Anyone, who wants to work for keeping the city clean, can become a Swachhagrahi. The municipal corporation will provide them with separate T-shirts and a batch that will help others recognise them as the agents of change. To start with, the civic body has chosen 12 of its 67 wards and decided to deploy five Swachhagrahis in each of them.
Experts working for Swachh Bharat field that the move will inspire many to keep the city clean. "As the Satyagrahis brought us freedom, these Swachhagrahis will bring us a clean and green environment," said mayor Ananta Narayan Jena.
The joint secretary of the Union urban development ministry and director of the Swachh Bharat Mission, Praveen Prakash, in a recent letter to all urban local bodies across the country, has stated that the cities should treat the Swachhagrahis with recognition, so that the management of open defecation becomes possible with greater community involvement.
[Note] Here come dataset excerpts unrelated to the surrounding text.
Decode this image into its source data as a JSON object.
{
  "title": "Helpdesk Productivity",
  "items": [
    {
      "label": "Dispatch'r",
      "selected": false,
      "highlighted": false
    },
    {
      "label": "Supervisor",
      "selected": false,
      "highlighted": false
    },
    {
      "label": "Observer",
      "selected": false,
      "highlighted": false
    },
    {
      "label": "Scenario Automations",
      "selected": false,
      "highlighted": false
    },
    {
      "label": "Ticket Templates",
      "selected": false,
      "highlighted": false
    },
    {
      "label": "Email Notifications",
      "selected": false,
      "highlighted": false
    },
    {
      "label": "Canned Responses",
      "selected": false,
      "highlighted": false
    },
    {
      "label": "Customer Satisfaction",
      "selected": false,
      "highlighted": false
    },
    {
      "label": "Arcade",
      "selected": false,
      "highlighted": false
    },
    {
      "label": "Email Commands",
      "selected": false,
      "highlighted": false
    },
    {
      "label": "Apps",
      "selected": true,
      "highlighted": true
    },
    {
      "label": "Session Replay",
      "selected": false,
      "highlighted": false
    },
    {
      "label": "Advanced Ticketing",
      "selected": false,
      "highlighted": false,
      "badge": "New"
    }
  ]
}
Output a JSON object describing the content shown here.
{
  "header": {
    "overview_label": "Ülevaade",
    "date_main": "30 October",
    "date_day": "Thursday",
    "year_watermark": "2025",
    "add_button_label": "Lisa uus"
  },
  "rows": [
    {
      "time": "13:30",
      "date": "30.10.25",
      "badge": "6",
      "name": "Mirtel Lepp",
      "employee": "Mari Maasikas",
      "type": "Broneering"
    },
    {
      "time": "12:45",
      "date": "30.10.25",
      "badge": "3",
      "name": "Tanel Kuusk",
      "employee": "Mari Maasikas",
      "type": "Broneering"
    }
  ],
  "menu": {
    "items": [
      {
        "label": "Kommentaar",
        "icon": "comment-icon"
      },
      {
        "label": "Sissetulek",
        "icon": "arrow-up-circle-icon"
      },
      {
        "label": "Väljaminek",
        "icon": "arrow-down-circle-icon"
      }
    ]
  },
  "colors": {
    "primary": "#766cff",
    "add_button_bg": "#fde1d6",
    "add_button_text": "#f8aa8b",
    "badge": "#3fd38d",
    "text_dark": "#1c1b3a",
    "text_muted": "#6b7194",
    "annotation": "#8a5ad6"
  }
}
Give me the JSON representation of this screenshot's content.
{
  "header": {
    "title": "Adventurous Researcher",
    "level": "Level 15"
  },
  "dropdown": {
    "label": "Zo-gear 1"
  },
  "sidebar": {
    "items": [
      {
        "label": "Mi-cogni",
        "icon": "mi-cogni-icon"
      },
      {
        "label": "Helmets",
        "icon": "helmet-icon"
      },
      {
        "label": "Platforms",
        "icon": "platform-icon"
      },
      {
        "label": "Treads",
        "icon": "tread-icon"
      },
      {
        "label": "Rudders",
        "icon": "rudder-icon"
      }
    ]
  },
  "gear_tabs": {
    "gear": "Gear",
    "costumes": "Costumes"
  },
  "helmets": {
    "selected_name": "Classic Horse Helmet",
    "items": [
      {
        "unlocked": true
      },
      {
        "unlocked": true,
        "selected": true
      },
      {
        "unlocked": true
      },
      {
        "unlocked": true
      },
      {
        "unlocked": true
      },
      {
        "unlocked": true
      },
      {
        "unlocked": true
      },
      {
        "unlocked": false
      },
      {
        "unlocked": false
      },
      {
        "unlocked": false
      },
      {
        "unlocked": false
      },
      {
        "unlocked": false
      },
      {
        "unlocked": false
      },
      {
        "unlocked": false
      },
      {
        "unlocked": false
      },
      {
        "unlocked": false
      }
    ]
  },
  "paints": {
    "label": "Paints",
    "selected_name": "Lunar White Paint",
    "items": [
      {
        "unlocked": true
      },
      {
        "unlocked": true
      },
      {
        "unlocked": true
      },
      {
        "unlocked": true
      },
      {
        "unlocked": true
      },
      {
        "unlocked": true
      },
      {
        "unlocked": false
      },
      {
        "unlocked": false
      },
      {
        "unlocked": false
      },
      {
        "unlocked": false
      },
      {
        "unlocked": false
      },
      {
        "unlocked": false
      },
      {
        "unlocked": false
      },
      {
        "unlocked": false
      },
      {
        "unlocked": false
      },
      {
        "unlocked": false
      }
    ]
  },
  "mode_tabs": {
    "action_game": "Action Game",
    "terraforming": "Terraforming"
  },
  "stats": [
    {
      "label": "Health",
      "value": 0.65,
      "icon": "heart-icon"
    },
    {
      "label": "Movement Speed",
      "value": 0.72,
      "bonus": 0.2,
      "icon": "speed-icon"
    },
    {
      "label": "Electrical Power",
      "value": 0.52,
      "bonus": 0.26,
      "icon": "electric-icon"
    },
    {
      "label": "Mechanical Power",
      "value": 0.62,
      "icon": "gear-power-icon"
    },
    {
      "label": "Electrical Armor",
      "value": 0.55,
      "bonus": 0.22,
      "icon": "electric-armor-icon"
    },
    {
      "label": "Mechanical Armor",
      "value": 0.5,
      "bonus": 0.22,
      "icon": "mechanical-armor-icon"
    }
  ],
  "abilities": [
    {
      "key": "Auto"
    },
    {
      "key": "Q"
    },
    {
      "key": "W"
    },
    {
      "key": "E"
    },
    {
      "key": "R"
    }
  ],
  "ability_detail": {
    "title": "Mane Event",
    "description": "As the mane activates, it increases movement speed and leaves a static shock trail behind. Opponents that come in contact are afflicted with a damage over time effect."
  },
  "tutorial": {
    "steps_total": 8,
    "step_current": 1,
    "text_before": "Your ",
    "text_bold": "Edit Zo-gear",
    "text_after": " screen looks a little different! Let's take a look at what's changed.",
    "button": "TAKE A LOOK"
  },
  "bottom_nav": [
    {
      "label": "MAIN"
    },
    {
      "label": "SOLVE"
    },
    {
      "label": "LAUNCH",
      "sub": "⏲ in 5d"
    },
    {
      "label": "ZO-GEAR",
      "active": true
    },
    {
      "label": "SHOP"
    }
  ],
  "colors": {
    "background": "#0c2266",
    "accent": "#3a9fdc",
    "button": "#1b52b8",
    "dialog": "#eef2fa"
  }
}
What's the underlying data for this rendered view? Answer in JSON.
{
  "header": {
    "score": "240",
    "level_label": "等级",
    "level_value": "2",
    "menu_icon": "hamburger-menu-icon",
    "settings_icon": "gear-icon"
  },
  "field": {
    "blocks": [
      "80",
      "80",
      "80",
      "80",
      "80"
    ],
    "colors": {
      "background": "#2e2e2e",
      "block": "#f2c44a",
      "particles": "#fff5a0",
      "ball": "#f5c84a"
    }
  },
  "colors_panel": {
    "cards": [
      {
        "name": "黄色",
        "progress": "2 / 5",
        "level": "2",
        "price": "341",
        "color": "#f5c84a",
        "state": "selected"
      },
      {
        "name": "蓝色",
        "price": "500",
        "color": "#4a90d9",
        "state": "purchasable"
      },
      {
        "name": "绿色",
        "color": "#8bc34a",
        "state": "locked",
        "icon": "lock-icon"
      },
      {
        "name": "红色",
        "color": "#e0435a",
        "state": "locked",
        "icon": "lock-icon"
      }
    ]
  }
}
The observer from the ministry of urban development, V.S. Pandey, who was in the city today, visited two major slums at Saradhapalli and Dhirikuti Basti. Deputy municipal commissioner Srimanta Mishra accompanied him in his visit to these slums.
Sharadhapalli slum is near the Amri Hospital, while Dhirikuti Basti is located near the Mancheswar Rail Coach Repair Workshop. Children also took interest and displayed how they play the role of social change initiators to manage open defecation in their area.
According to the guidelines of the Swachh Bharat Mission (Urban), there are six major components, such as community toilets, public toilets, public awareness activities, capacity building and solid waste management.
Open defecation not only spreads various faecal-oral and water-borne diseases, it also poses threats to the quality of drinking water in urban areas and especially in localities largely dominated by slum population. "Community-level total sanitation has become very important open defecation is causing water pollution and contamination," said the mayor.